The National Park Service has added Shady Rest Golf and Country Club to a listing on the National Register of Historical placesaccording Patch.com. The very first black country club in the entire country will now be considered a historic event landmarkLike each historically Black construction site.
Scotch Plains is a predominantly white region (currently and historically) city in New Jersey, home to magnificent grand homes and posh golf clubs. In all my years living next to town, I would never have thought a black country club existed there.
Shady Rest was originally a property called The Westfield Golf Club which was bought in 1921 by a group of blacks investors known as the Progressive Realty Company, Inc. The club was a recreational space for black people who were not permitted membership to other private clubs due to segregation. According Preserve shaded restthe club has become widely known and has hosted some of our greatest icons including WEB DuBois, Billie Holiday and Duke Ellington.

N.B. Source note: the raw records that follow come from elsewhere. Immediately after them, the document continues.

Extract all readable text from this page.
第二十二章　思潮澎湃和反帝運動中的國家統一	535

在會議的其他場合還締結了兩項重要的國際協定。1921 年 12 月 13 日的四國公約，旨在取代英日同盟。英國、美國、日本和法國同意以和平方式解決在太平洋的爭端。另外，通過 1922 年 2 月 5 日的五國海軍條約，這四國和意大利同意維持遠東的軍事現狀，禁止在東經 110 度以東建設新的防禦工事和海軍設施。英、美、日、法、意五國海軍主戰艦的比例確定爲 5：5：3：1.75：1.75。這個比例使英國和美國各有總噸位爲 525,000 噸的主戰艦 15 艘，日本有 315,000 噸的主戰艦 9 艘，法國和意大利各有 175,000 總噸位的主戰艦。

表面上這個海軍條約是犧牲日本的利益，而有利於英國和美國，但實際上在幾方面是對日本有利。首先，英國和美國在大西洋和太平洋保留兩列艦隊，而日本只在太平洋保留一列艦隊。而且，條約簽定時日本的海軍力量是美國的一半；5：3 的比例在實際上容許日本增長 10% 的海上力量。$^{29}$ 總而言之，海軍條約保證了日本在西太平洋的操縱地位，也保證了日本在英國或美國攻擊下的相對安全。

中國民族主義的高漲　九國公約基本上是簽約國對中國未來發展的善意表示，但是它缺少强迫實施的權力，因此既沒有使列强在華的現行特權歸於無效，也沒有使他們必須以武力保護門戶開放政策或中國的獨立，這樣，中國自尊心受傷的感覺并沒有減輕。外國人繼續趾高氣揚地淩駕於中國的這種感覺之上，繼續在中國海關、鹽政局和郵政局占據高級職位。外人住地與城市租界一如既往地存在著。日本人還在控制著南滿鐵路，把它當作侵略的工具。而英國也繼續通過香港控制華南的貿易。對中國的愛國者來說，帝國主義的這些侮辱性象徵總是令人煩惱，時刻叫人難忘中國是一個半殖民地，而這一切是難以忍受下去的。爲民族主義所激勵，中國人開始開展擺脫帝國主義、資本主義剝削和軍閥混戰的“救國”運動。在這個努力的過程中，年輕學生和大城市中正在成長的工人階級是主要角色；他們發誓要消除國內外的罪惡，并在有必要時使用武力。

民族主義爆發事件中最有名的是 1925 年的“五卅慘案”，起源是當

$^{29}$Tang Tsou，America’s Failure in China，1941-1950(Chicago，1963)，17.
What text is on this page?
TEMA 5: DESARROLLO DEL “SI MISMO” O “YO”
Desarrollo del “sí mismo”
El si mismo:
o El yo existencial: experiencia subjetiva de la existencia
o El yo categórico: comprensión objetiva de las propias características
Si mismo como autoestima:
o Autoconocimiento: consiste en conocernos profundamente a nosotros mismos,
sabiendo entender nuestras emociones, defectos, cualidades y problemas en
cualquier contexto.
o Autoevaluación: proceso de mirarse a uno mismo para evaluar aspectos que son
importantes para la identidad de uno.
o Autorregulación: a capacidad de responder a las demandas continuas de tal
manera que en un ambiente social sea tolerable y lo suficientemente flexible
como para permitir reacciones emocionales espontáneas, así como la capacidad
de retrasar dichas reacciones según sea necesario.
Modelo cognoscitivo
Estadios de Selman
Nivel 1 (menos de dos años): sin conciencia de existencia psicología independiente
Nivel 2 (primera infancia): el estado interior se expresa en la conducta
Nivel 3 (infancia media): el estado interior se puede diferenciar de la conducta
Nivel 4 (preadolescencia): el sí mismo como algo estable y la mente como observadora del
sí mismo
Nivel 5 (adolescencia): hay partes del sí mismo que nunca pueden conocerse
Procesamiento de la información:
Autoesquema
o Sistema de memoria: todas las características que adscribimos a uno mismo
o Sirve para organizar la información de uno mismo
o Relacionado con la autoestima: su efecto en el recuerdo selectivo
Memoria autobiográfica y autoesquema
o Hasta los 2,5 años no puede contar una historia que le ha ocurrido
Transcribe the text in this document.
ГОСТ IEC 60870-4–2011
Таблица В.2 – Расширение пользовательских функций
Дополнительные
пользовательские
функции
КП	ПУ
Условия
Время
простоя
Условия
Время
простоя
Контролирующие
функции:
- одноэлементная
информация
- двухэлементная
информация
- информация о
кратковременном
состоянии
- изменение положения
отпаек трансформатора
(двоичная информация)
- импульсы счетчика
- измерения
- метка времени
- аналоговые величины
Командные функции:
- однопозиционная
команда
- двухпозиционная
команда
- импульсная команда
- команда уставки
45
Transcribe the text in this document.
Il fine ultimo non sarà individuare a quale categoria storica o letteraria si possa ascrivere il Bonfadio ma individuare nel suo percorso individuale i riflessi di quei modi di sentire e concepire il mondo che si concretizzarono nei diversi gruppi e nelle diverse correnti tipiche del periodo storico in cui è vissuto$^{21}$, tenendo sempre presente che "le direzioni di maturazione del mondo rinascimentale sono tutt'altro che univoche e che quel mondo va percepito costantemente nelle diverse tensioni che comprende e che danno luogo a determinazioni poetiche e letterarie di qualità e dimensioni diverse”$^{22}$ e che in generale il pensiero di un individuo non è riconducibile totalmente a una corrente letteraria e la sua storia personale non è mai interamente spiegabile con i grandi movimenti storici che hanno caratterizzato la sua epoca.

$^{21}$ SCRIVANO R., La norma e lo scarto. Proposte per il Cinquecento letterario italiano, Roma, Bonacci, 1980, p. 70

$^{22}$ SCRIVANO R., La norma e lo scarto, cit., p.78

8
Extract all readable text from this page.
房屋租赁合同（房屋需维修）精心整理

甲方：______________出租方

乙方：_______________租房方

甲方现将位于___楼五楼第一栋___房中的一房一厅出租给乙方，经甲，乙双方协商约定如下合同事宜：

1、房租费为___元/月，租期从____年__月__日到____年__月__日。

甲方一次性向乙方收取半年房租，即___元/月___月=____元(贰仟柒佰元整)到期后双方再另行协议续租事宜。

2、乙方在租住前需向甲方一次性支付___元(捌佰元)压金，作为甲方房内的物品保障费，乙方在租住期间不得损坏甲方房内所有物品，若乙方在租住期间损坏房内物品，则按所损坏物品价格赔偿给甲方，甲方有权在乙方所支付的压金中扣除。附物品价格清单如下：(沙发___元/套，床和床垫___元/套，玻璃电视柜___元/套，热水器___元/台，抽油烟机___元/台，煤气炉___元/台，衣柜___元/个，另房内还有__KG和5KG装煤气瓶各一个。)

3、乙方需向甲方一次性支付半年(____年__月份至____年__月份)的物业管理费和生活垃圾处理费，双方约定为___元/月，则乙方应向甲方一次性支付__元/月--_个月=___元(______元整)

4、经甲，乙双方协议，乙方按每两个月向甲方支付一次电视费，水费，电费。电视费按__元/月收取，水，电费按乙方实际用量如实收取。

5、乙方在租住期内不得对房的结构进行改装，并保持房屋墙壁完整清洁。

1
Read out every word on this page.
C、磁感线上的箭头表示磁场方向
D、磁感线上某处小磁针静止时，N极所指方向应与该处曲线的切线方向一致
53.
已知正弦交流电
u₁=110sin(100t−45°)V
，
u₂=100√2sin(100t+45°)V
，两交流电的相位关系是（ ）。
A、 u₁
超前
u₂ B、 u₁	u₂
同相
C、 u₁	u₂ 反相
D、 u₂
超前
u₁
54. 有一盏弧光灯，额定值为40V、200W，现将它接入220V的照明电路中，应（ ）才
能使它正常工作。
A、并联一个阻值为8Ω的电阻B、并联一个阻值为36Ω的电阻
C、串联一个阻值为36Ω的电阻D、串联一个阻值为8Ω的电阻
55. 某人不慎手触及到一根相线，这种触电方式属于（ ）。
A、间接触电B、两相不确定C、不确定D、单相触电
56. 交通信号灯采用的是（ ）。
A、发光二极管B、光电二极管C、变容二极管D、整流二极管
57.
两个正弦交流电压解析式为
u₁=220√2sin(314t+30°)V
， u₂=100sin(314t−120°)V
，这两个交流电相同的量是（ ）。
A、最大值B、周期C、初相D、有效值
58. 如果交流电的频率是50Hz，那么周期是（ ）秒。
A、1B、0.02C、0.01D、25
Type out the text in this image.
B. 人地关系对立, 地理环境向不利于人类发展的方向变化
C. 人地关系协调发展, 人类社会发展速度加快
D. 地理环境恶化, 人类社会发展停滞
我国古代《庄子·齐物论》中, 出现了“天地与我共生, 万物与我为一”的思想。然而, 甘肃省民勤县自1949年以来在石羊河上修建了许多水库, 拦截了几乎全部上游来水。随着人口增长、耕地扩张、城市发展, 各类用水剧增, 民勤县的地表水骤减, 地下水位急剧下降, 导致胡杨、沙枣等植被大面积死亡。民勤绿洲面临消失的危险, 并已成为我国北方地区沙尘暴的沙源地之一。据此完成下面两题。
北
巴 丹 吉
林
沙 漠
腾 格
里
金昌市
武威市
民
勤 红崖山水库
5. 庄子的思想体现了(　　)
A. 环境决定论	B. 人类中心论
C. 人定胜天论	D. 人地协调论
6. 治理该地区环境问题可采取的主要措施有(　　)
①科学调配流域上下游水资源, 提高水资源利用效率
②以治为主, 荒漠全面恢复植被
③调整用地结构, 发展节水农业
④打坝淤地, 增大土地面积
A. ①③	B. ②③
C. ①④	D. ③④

You can play golf, ride horses, dine and listen to live music. Unfortunately, in 1938, the property was foreclosed and deeded to the Township of Scotch Plains.
Read more about its preservation from Patch:
Located at 820 Jerusalem Road in Scotch Plains, Shady Rest is now considered a national landmark. It is listed among all buildings, sites, and neighborhoods nationwide worth preserving because of their significance in American history, architecture, archaeology, engineering, and culture.
“We couldn’t be happier,” Scotch Plains Mayor Josh Losardo said in a statement. “For several years, the volunteers of the Preserve Shady Rest Committee, chaired by Tom Donatelli, have worked tirelessly to obtain this important designation. The listing will further ensure that Shady Rest will remain an American landmark in perpetuity, enjoyed for generations, protected from development, and a living reminder of a dark time in this nation when African Americans faced segregation.
Much of the 1800s architecture had to be remodeled for a total of $1.1 million in rehabilitation, the report said. Historic features of the building have been restored, including the fireplaces, ballroom, walls and fireplace. Councilman Matt Adams said renovations will continue, but encourages people to come take a look and get a glimpse of history.
“As we continue to renovate and expand recreation facilities throughout the city, we hope that many residents who have yet to visit Shady Rest will take the opportunity to experience this local, and now nationally listed, treasure. “, said Adams via Patch.